Dieter Christensen, an eminent ethnomusicologist and a longtime faculty member of the Department of Music at Columbia University and Director of Columbia's Center for Ethnomusicology, passed away in Berlin, Germany on March 1, 2017. Born on April 17, 1932 in Berlin, Professor (Emeritus) Christensen had a seminal role in advancing ethnomusicology in the United States and internationally, as a scholar, an editor, a teacher of graduate students, an archivist, and in particular as the longtime Secretary General of the International Council for Traditional Music (1981-2001) and editor of its journal, The Yearbook for Traditional Music, during the same period. Prof. Christensen's expertise led him to be retained by Columbia University in 1971 as a consultant to evaluate the recently acquired "Laura Boulton Collection of Liturgical and Traditional Music" and to advise the faculty in the early stages of a new PhD program in Ethnomusicology developed in the late 1960s by Prof. Willard Rhodes, Prof. Nicholas England, and Prof. Jack Beeson (Department Chair). In 1972 Professor Christensen was appointed as the first faculty member to direct the (then) Center for Studies in Ethnomusicology (now the Center for Ethnomusicology) and to lead the fledgling PhD program in the discipline. The complete obituary (written by Professor Aaron A. Fox) is available here.

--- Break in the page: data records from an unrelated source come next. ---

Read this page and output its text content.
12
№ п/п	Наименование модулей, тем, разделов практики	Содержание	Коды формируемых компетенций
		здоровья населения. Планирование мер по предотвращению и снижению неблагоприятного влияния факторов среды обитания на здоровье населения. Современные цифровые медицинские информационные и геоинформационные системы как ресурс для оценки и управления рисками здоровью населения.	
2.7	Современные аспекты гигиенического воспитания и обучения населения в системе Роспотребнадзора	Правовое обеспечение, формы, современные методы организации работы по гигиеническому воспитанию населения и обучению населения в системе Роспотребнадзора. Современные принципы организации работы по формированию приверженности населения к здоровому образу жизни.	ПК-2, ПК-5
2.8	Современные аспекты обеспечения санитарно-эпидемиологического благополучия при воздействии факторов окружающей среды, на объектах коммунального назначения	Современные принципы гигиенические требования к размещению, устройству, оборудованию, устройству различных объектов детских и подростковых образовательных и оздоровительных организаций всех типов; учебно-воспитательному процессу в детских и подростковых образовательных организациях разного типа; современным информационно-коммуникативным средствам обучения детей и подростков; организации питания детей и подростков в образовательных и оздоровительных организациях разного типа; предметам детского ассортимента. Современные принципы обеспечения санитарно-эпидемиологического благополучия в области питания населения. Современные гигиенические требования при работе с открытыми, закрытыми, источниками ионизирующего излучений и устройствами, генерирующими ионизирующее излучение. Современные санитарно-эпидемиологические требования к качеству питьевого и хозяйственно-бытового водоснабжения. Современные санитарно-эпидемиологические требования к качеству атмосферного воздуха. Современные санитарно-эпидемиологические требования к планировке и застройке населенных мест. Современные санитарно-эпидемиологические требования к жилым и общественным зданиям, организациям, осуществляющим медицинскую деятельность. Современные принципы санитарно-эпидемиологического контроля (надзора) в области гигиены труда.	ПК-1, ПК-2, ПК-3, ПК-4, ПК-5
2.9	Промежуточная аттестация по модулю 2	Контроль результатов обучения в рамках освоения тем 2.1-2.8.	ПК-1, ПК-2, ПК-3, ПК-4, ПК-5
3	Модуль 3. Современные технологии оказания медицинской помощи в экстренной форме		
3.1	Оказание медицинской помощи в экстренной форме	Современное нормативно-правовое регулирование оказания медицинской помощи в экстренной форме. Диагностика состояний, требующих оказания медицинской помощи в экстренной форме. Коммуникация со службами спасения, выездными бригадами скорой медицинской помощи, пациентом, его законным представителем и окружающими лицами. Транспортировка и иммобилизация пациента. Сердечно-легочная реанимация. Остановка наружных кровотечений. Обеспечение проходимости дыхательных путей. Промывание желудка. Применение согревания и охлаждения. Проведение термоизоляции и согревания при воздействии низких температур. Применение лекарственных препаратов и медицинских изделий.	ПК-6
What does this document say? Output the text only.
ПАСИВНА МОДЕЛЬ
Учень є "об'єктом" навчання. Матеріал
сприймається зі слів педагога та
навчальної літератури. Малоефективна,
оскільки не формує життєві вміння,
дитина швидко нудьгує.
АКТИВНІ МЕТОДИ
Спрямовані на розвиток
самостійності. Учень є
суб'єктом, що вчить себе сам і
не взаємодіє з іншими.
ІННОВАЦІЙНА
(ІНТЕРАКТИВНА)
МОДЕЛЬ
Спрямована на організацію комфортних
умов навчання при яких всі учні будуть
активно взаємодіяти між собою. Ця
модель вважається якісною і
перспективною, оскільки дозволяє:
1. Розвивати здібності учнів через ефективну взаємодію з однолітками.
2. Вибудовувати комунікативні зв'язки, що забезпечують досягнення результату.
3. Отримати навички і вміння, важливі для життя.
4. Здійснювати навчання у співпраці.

The Center for Ethnomusicology, The Department of Music, and the community of Columbia ethnomusicology wish to express our condolences to Prof. Christensen's family, friends, colleagues, and collaborators. Prof. Christensen's funeral will take place on March 20th, 2017 at 12 noon, at the Luther Friedhof, Malteserstrasse, Lankwitz, Berlin, Germany.
Messages of condolence and remembrance may be sent to Prof. Christensen's daughter, Carolyn, either via email at: c.christensen [at] vodafonemail.de
or by postal mail to:
For those wishing to mark Prof. Christensen's passing, we suggest a donation in his name to the highly rated, non-partisan London-based NGO Kurdish Human Rights Project.